Le due fazioni quindi portarono avanti l’idea della guerra di classe affiancata però ad una maniera diversa del conflitto armato, che per sostenersi non eluse,comunque, in entrambi i casi dal commettere: rapine,espropri, furti, disarmo di poliziotti, ricatti e di approvvigionarsi di materiale bellico tramite il mercato nero internazionale delle armi. Persone influenti come l’editore Giangiacomo Feltrinelli  saranno, inoltre, un punto di aggancio ed economico molto importante. Il delitto di Aldo Moro segnerà invece il punto del non ritorno per l’ideologia della lotta armata. Ma già prima intorno al 1975 con la forte svalutazione della lira e l’iperinflazione di quegli anni per le Brigate Rosse comincerà a mancare il contatto con la vita sociale, venendo meno lo stesso vincolo con le persone che scendevano in piazza e che non erano più solo di classe operaia-proletaria ma giovani precari con un futuro molto più incerto dettato da una crisi economica di maggiore gettata.

Il libro porta come esito del fallimento della struttura brigatista proprio questo suo allontanamento dalla realtà di classe, verso una visione stragista e sanguinaria della politica come rimedio ad ogni male. Infiltrazioni poi di personaggi dei servizi segreti di varia nazionalità all’interno del medesimo gruppo e lo stesso contatto con l’Hyperion francese di natura poco limpida e fulcro di numerose iniziative terroristiche a livello europeo porrà il problema di cosa, in effetti, alla fine siano diventati questi gruppi rivoluzionari dell’anti-imperialismo. E se il loro epilogo non abbia risposto in verità a comandi pilotati superiori dopo un utilizzo diverso dalla creazione per cui erano nate.

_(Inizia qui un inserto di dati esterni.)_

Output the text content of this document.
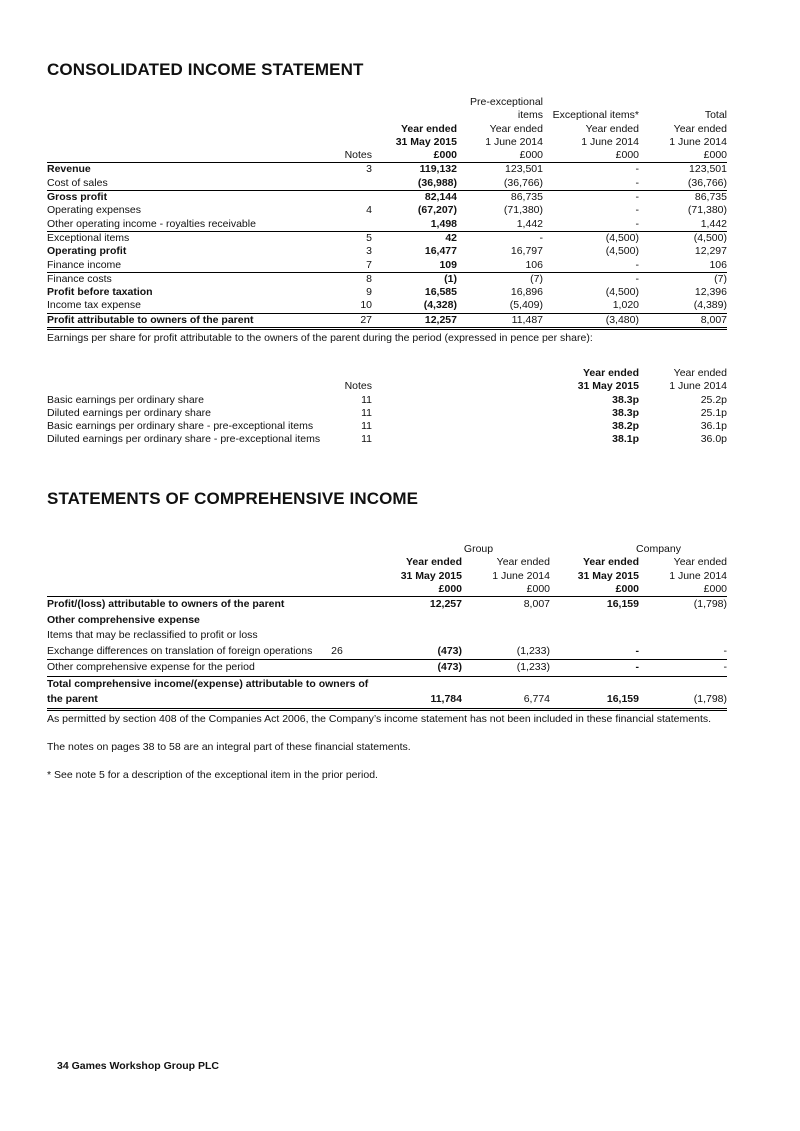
CONSOLIDATED INCOME STATEMENT
			Pre-exceptional		
			items	Exceptional items*	Total
		Year ended	Year ended	Year ended	Year ended
		31 May 2015	1 June 2014	1 June 2014	1 June 2014
	Notes	£000	£000	£000	£000
Revenue	3	119,132	123,501	-	123,501
Cost of sales		(36,988)	(36,766)	-	(36,766)
Gross profit		82,144	86,735	-	86,735
Operating expenses	4	(67,207)	(71,380)	-	(71,380)
Other operating income - royalties receivable		1,498	1,442	-	1,442
Exceptional items	5	42	-	(4,500)	(4,500)
Operating profit	3	16,477	16,797	(4,500)	12,297
Finance income	7	109	106	-	106
Finance costs	8	(1)	(7)	-	(7)
Profit before taxation	9	16,585	16,896	(4,500)	12,396
Income tax expense	10	(4,328)	(5,409)	1,020	(4,389)
Profit attributable to owners of the parent	27	12,257	11,487	(3,480)	8,007

Earnings per share for profit attributable to the owners of the parent during the period (expressed in pence per share):

		Year ended	Year ended
	Notes	31 May 2015	1 June 2014
Basic earnings per ordinary share	11	38.3p	25.2p
Diluted earnings per ordinary share	11	38.3p	25.1p
Basic earnings per ordinary share - pre-exceptional items	11	38.2p	36.1p
Diluted earnings per ordinary share - pre-exceptional items	11	38.1p	36.0p
STATEMENTS OF COMPREHENSIVE INCOME
		Group		Company	
		Year ended	Year ended	Year ended	Year ended
		31 May 2015	1 June 2014	31 May 2015	1 June 2014
		£000	£000	£000	£000
Profit/(loss) attributable to owners of the parent		12,257	8,007	16,159	(1,798)
Other comprehensive expense					
Items that may be reclassified to profit or loss					
Exchange differences on translation of foreign operations	26	(473)	(1,233)	-	-
Other comprehensive expense for the period		(473)	(1,233)	-	-
Total comprehensive income/(expense) attributable to owners of					
the parent		11,784	6,774	16,159	(1,798)

As permitted by section 408 of the Companies Act 2006, the Company’s income statement has not been included in these financial statements.

The notes on pages 38 to 58 are an integral part of these financial statements.

* See note 5 for a description of the exceptional item in the prior period.

34 Games Workshop Group PLC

Aperto rimane, invece, lo scenario futuro che nella teoria marxista, sotto il diktat del mercato finanziario capitalistico, vedeva il costo della decadenza generale della democrazia, pagato unicamente dalla classe proletaria: attraverso una continua perdita del numero dei salariati e dell’occupazione stabile, generando una popolazione espulsa in modo definitivo dai processi di produzione,con l’aumento delle sacche di emarginati sociali. Che inutile a dirlo bene si lega ai giorni nostri e inevitabilmente una domanda ci si pone alla mente: che la nostra crisi non  sia anche l’esito di una coscienza di classe mancata, anzi manovrata e scesa a compromessi per eclissarsi e rigenerare  come  nei peggiori ricorsi storici  l’asfissiante crollo economico e socioculturale che ancora oggi ci attanaglia?